"Муха слишком кокетливо улыбается комару": цензура в детской литературе
В царские времена писатели называли отвечавшие за цензуру органы "цедилкой". Через неё проходило всё, что писалось и печаталось. Советская "цедилка" 20-х и 30-х годов взяла в наследство от царской всё худшее, сменив лишь идеологическую направленность.
"В детской книжке мы часто видим ещё бабушку с чулком и котика. Зачем нам это нужно? Нам это совершенно не нужно. Детская литература бесклассова... есть лишь приказы слушаться папу и маму. Пора от этого отказаться..." - так писал начальник Главлита (то есть главный советский цензор) профессор П. И. Лебедев-Полянский в 1931 году. Пытаясь сделать детскую литературу классовой, Главлит и различные подчинённые ему "подцедилки" едва не лишили советских детей шедевров мировой детской литературы. К счастью, перекос в цензуре был позже восстановлен в пользу здравого смысла.
Все без исключения сказки рассматривались цензорами с точки зрения идеологии. В конце 1920-х цензоры объявили настоящую войну волшебным сказкам. По их мнению, говорящие животные дурно влияют на психику ребёнка и деформируют его психику. Лишь немногие сказки получили такие замечательные отзывы, как вот этот: "Содержание сказки не только глубоко социальное - сила коллектива, но и философское - переход количества в качество, скачок в природе, в обществе, мышлении..." Это они про "Репку".
Некая Н. Херсонская называла в статьях сказки "опиумом для народа", которым затуманивают разум ребёнка, "порождают смуту в его сознании", "отвлекают от реальной жизни". Досталось даже "Сказке о царе Салтане" Пушкина, поскольку в ней есть царь. Эта и некоторые другие сказки Пушкина были заклеймлены как "мистические" и "монархические".
Политредактор Лев Жмудский писал о сказке Ершова "Конёк-Горбунок": "Фабула - православный (это всюду автором подчеркивается) Иван-дурак наперекор своим умным собратьям становится царем - нельзя лучше сатира на дореволюционную Россию. Но беда в том, что услужливый автор, как националист - ненавистник "басурман" и мечтающий о "святом кресте даже на Луне" (конечно, в образе сказочных достижений), глубоко верует в звезду Ивана-дурака... По части воспитательной для детей в ней все от реакционного и непедагогического, - здесь все по царю мерится и по боярам. Восхваляется "Царь-надежа", которого, конечно, народ встречает восторженным "ура". На с. 42 — даже порнография — царь, "старый хрен", жениться хочет... На основании вышеизложенного считаю "Конек-Горбунок" к выпуску весьма нежелательным, если не недопустимым".

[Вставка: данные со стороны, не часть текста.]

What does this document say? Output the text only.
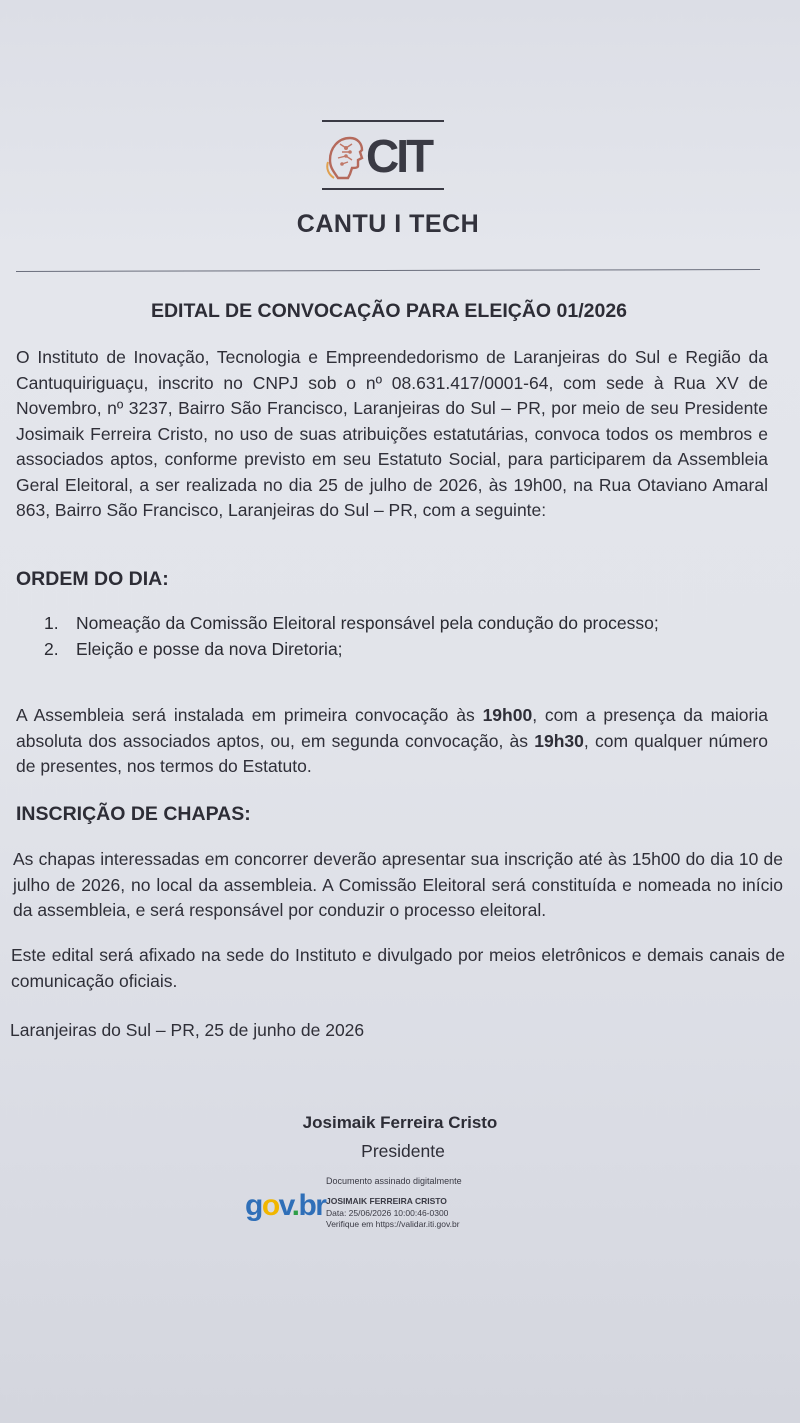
CIT
CANTU I TECH
EDITAL DE CONVOCAÇÃO PARA ELEIÇÃO 01/2026
O Instituto de Inovação, Tecnologia e Empreendedorismo de Laranjeiras do Sul e Região da Cantuquiriguaçu, inscrito no CNPJ sob o nº 08.631.417/0001-64, com sede à Rua XV de Novembro, nº 3237, Bairro São Francisco, Laranjeiras do Sul – PR, por meio de seu Presidente Josimaik Ferreira Cristo, no uso de suas atribuições estatutárias, convoca todos os membros e associados aptos, conforme previsto em seu Estatuto Social, para participarem da Assembleia Geral Eleitoral, a ser realizada no dia 25 de julho de 2026, às 19h00, na Rua Otaviano Amaral 863, Bairro São Francisco, Laranjeiras do Sul – PR, com a seguinte:
ORDEM DO DIA:
1. Nomeação da Comissão Eleitoral responsável pela condução do processo;
2. Eleição e posse da nova Diretoria;
A Assembleia será instalada em primeira convocação às 19h00, com a presença da maioria absoluta dos associados aptos, ou, em segunda convocação, às 19h30, com qualquer número de presentes, nos termos do Estatuto.
INSCRIÇÃO DE CHAPAS:
As chapas interessadas em concorrer deverão apresentar sua inscrição até às 15h00 do dia 10 de julho de 2026, no local da assembleia. A Comissão Eleitoral será constituída e nomeada no início da assembleia, e será responsável por conduzir o processo eleitoral.
Este edital será afixado na sede do Instituto e divulgado por meios eletrônicos e demais canais de comunicação oficiais.
Laranjeiras do Sul – PR, 25 de junho de 2026
Josimaik Ferreira Cristo
Presidente
gov.br
Documento assinado digitalmente
JOSIMAIK FERREIRA CRISTO
Data: 25/06/2026 10:00:46-0300
Verifique em https://validar.iti.gov.br
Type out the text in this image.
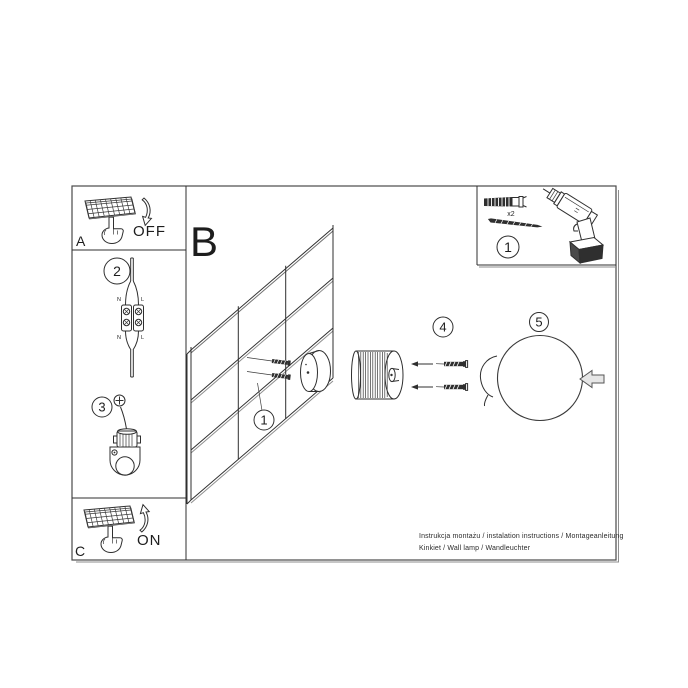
A
OFF
2
N	L
N	L
3
C
ON
B
1
4	5
x2
1
Instrukcja montażu / instalation instructions / Montageanleitung
Kinkiet / Wall lamp / Wandleuchter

В царское время "Конёк" не нравился цензорам тем, что в шуточных сценах упоминается имя Божие.
Досталось даже Валентину Бианки. Вот что писал цензор по поводу его замечательных книг: "Борьба, воспеваемая Бианки, это не революционная борьба... Это, наконец, не борьба угнетенных против угнетателей... Бианки смотрит на мир через кривое зеркало, упорно игнорирует современность..."
Любопытно, что цензоры не могли сойтись во мнении по поводу сказки "Курочка Ряба". Спорили, спорили и наконец разрешили, но с припиской о том, что педагог должен объяснить городским детям, что куры не несут золотых яиц.
Одним из главных цензоров книг для детей была Надежда Крупская. Она называла детскую литературу "могущественным орудием коммунистического воспитания" и предлагала "осоветить" детскую классику, чтобы изгнать из неё чуждые идеи.
"В сказках Мамина-Сибиряка изображаются под видом зверей люди-одиночки, думающие только о себе, люди эгоистические и глупые холодные резонеры. Многое будет чуждо современному ребенку..." - критиковала Крупская сказки Мамина-Сибиряка.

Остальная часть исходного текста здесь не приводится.